The sucrose non-fermenting-1-related protein kinase 1 (SnRK1), is a highly conserved heterotrimeric protein kinase in plants and an orthologue of the mammalian AMP-activated protein kinase. While the roles of the α and γ subunits have been studied in detail, little is known about the function of the β subunit, AKINβ1. The effects of altered expression of AKINβ1 on carbohydrate metabolism and gene expression in leaves were investigated in an Arabidopsis T-DNA insertion mutant. The contents of key intermediates in the tricarboxylic acid cycle of the mutant leaves, as well as respiration, were markedly reduced throughout the diurnal cycle. Using RNASeq to compare with the wild type, many genes were differentially expressed in leaves of the akinβ1 mutant in response to light but to a far lesser extent in darkness.

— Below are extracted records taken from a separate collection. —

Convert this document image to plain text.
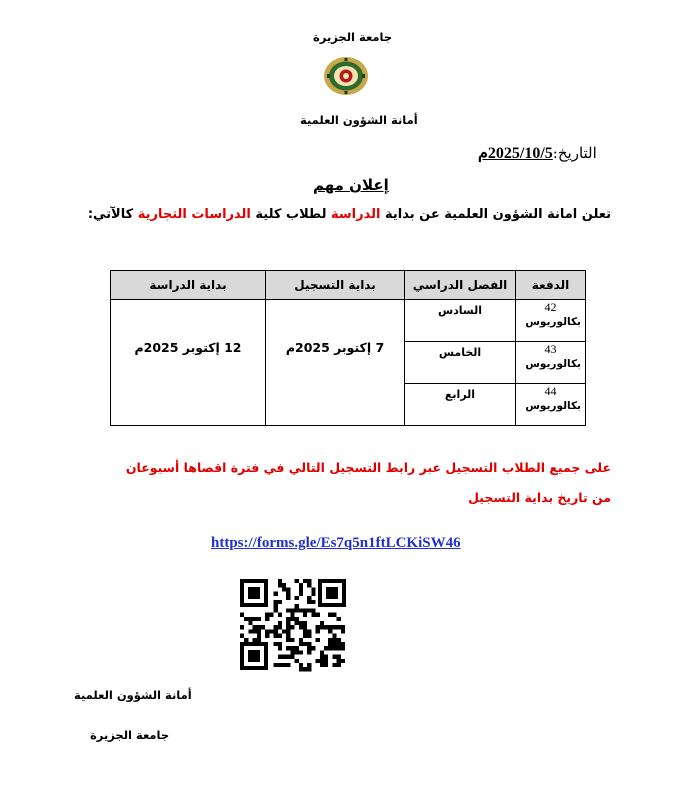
جامعة الجزيرة
أمانة الشؤون العلمية
التاريخ:2025/10/5م
إعلان مهم
تعلن امانة الشؤون العلمية عن بداية الدراسة لطلاب كلية الدراسات التجارية كالآتي:
الدفعة	الفصل الدراسي	بداية التسجيل	بداية الدراسة

42
بكالوريوس	السادس	7 إكتوبر 2025م	12 إكتوبر 2025م

43
بكالوريوس	الخامس		

44
بكالوريوس	الرابع		
على جميع الطلاب التسجيل عبر رابط التسجيل التالي في فترة اقصاها أسبوعان
من تاريخ بداية التسجيل
https://forms.gle/Es7q5n1ftLCKiSW46
أمانة الشؤون العلمية
جامعة الجزيرة
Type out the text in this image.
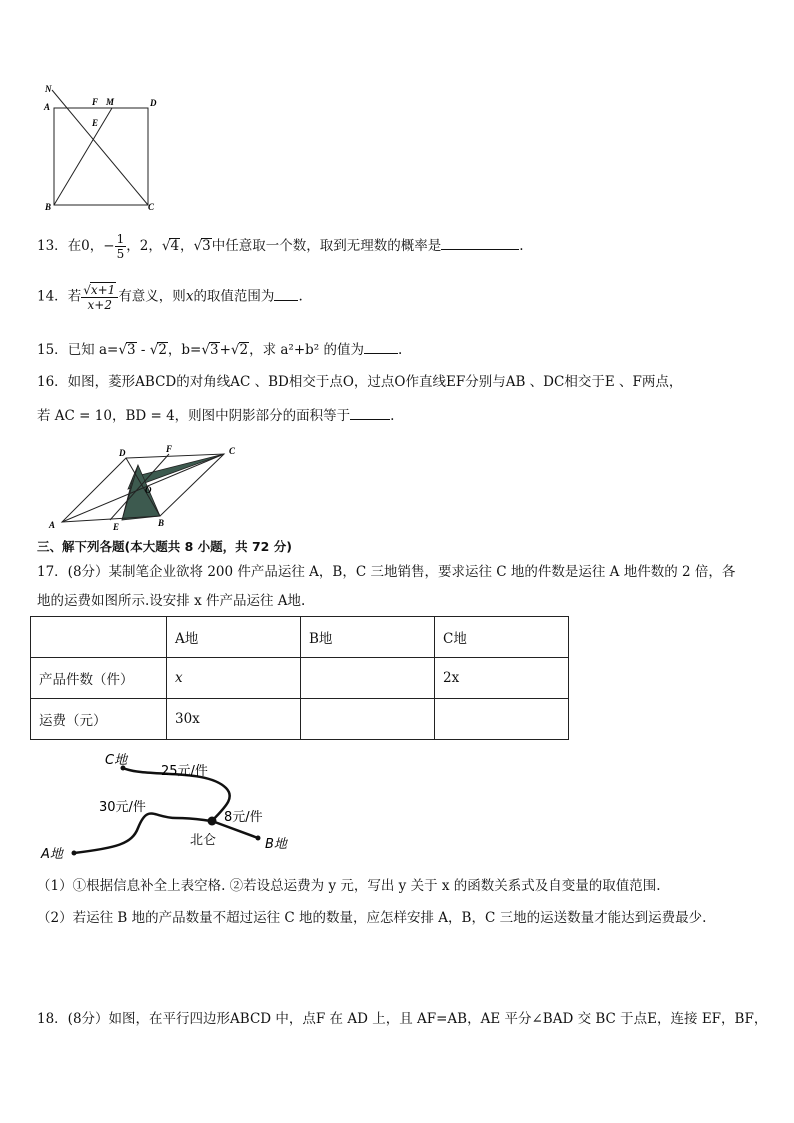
N
A	F M	D
E
B	C
13．在0，− $\frac{1}{5}$ ，2，√4，√3中任意取一个数，取到无理数的概率是	.
14．若 $\frac{√x+1}{x+2}$ 有意义，则x的取值范围为 .
15．已知 a=√3 - √2，b=√3+√2，求 a²+b² 的值为	.
16．如图，菱形ABCD的对角线AC 、BD相交于点O，过点O作直线EF分别与AB 、DC相交于E 、F两点，
若 AC = 10，BD = 4，则图中阴影部分的面积等于	.
D	F	C
O
A	E	B
三、解下列各题(本大题共 8 小题，共 72 分)
17．(8分）某制笔企业欲将 200 件产品运往 A，B，C 三地销售，要求运往 C 地的件数是运往 A 地件数的 2 倍，各
地的运费如图所示.设安排 x 件产品运往 A地.
	A地	B地	C地
产品件数（件）	x		2x
运费（元）	30x		
C地
25元/件
30元/件
8元/件
北仑	B地
A地
（1）①根据信息补全上表空格. ②若设总运费为 y 元，写出 y 关于 x 的函数关系式及自变量的取值范围.
（2）若运往 B 地的产品数量不超过运往 C 地的数量，应怎样安排 A，B，C 三地的运送数量才能达到运费最少.
18．(8分）如图，在平行四边形ABCD 中，点F 在 AD 上，且 AF=AB，AE 平分∠BAD 交 BC 于点E，连接 EF，BF，
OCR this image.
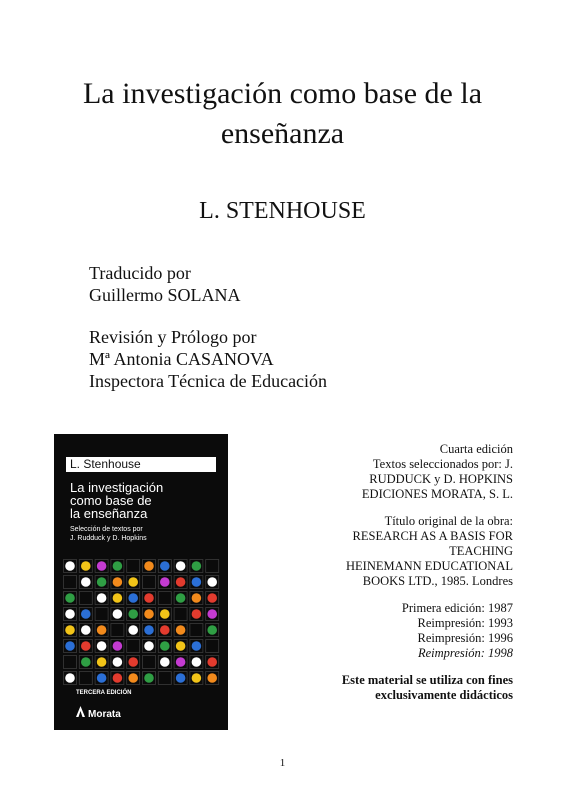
La investigación como base de la
enseñanza
L. STENHOUSE
Traducido por
Guillermo SOLANA
Revisión y Prólogo por
Mª Antonia CASANOVA
Inspectora Técnica de Educación
L. Stenhouse
La investigación
como base de
la enseñanza
Selección de textos por
J. Rudduck y D. Hopkins
TERCERA EDICIÓN
Morata
Cuarta edición
Textos seleccionados por: J.
RUDDUCK y D. HOPKINS
EDICIONES MORATA, S. L.
Título original de la obra:
RESEARCH AS A BASIS FOR
TEACHING
HEINEMANN EDUCATIONAL
BOOKS LTD., 1985. Londres
Primera edición: 1987
Reimpresión: 1993
Reimpresión: 1996
Reimpresión: 1998
Este material se utiliza con fines
exclusivamente didácticos
1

Particular isoforms of multigene families involved in malate and lipid metabolism and nitrate uptake exhibited very substantial decreases in expression, showing the importance of the trimer as a global regulator of metabolism. Studies of its subcellular localization revealed that AKINβ1 can be N-myristoylated and localizes to the Golgi. Partitioning of AKINβ1 between the Golgi, nucleus and cytoplasm provides a mechanism to regulate metabolism and gene expression in Arabidopsis. 

Acknowlegdements:

I thank Dr Jaideep Mathur (Department of Molecular and Cellular Biology, University of Guelph, Canada) for providing the binary vector for subcellular localization studies. This work was supported by NSERC Discovery grant 435781 and by the Max Planck Society (RF and JEL).